Cet avantage, lié à la pénibilité du travail, est en place depuis 1998 pour la filière des transports routiers de voyageurs. Mais aujourd'hui sa pérennité n'est pas certaine.

L'avenir du CFA voyageurs dépend en effet du sort d'un autre CFA, celui du transport de marchandises qui existe depuis 1997, un avantage arraché au patronat suite aux grandes grèves des chauffeurs routiers en 1996. Tous deux sont sur à la même ligne budgétaire de Bercy.


Trou de trésorerie

Le problème est que le CFA marchandises est au bord de la cessation de paiement, notamment suite au passage de l'âge légal de la retraite à 62 ans. Le dispositif accuserait aujourd'hui plusieurs centaines de millions d'euros de déficit.

Depuis l'automne 2013, des négociations ont donc été lancées afin de trouver des solutions pour reconstituer la trésorerie et les fonds propres du CFA marchandises. Syndicats et organisations professionnelles (FNTV et OTRE) travaillent sur un nouvel accord au sein du conseil d'administration du Fongecfa, l'organisme paritaire de la branche.

Il est notamment question de revoir à la hausse les conditions d'ancienneté en le faisant passer de 25 à 26 ans pour le secteur marchandises. Le problème est que si ce nouvel accord autour du CFA marchandises n'était pas conclu, l'Etat pourrait se désengager, et l'avenir du dispositif serait alors compromis. Et par effet domino, celui de la filière voyageurs risque lui aussi de voir son avenir s'assombrir.

Un accord qui peine à être conclu

Le 11 février 2014, les partenaires sociaux n'ont pas réussi à s'entendre pour signer le nouvel accord CFA marchandises. Une nouvelle réunion s'est tenue le 24 février, sans plus de succès. Aucune nouvelle date n'a été fixée. "La signature peut être rapide ou pas. Je suis désormais moyennement optimiste", indique une source proche du dossier.

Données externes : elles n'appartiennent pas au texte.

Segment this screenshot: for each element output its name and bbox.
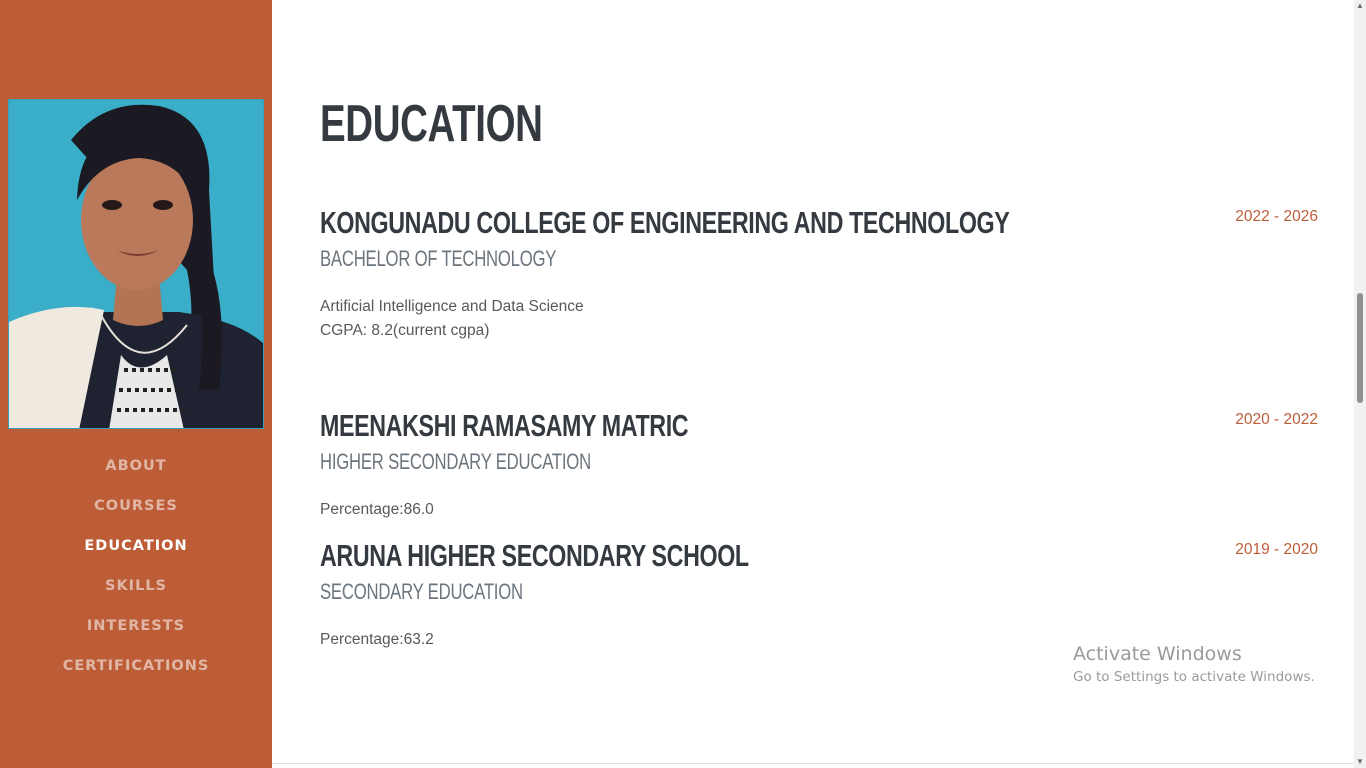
- profile-photo-image: [9, 100, 263, 428]
- entry-degree: SECONDARY EDUCATION: [320, 579, 523, 604]
- profile-photo: [8, 99, 264, 429]
- entry-detail: CGPA: 8.2(current cgpa): [320, 322, 490, 339]
- nav-item-skills: Skills: [0, 566, 272, 606]
- scrollbar-thumb[interactable]: [1357, 293, 1363, 403]
- nav-item-certifications: Certifications: [0, 646, 272, 686]
- nav-item-about: About: [0, 446, 272, 486]
- entry-detail: Artificial Intelligence and Data Science: [320, 298, 584, 315]
- entry-degree: BACHELOR OF TECHNOLOGY: [320, 246, 557, 271]
- nav-link-courses[interactable]: Courses: [94, 498, 178, 514]
- scroll-up-arrow-icon[interactable]: ▲: [1354, 0, 1366, 12]
- watermark-title: Activate Windows: [1073, 643, 1242, 665]
- entry-dates: 2022 - 2026: [1235, 208, 1318, 225]
- entry-detail: Percentage:86.0: [320, 501, 434, 518]
- watermark-subtitle: Go to Settings to activate Windows.: [1073, 669, 1315, 685]
- entry-institution: MEENAKSHI RAMASAMY MATRIC: [320, 408, 689, 443]
- entry-institution: KONGUNADU COLLEGE OF ENGINEERING AND TEC…: [320, 205, 1010, 240]
- entry-degree: HIGHER SECONDARY EDUCATION: [320, 449, 591, 474]
- education-entry: ARUNA HIGHER SECONDARY SCHOOL SECONDARY …: [320, 538, 1318, 652]
- education-entry: KONGUNADU COLLEGE OF ENGINEERING AND TEC…: [320, 205, 1318, 343]
- nav-item-interests: Interests: [0, 606, 272, 646]
- entry-institution: ARUNA HIGHER SECONDARY SCHOOL: [320, 538, 749, 573]
- entry-dates: 2019 - 2020: [1235, 541, 1318, 558]
- section-title: EDUCATION: [320, 95, 543, 153]
- nav-link-certifications[interactable]: Certifications: [63, 658, 210, 674]
- sidebar-nav: About Courses Education Skills Interests…: [0, 446, 272, 686]
- page: About Courses Education Skills Interests…: [0, 0, 1366, 768]
- education-entry: MEENAKSHI RAMASAMY MATRIC HIGHER SECONDA…: [320, 408, 1318, 522]
- nav-link-skills[interactable]: Skills: [105, 578, 167, 594]
- scroll-down-arrow-icon[interactable]: ▼: [1354, 756, 1366, 768]
- nav-link-education[interactable]: Education: [84, 538, 187, 554]
- entry-dates: 2020 - 2022: [1235, 411, 1318, 428]
- nav-item-courses: Courses: [0, 486, 272, 526]
- nav-item-education: Education: [0, 526, 272, 566]
- nav-link-about[interactable]: About: [105, 458, 166, 474]
- windows-activation-watermark: Activate Windows Go to Settings to activ…: [1073, 642, 1315, 688]
- nav-link-interests[interactable]: Interests: [87, 618, 185, 634]
- sidebar: About Courses Education Skills Interests…: [0, 0, 272, 768]
- vertical-scrollbar[interactable]: ▲ ▼: [1354, 0, 1366, 768]
- section-divider: [272, 763, 1354, 764]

Ce qui est en tout cas certain, c'est que l'idée de revaloriser le CFA voyageurs est désormais enterrée. Les syndicats demandent depuis plusieurs années qu'il s'aligne sur les mêmes conditions que celui des marchandises, bien plus avantageuses.

Il faut en effet 25 ans d'ancienneté pour les conducteurs de camions pour bénéficier de ce congé de fin d'activité, contre 30 ans pour les conducteurs d'autocars. Et le calcul des 75% d'indemnité est basé sur la dernière année pour les camionneurs, contre les cinq dernières années pour les autocaristes. "En l'état actuel des finances publiques, ce n'est plus le moment de réclamer cet alignement", admet une source syndicale.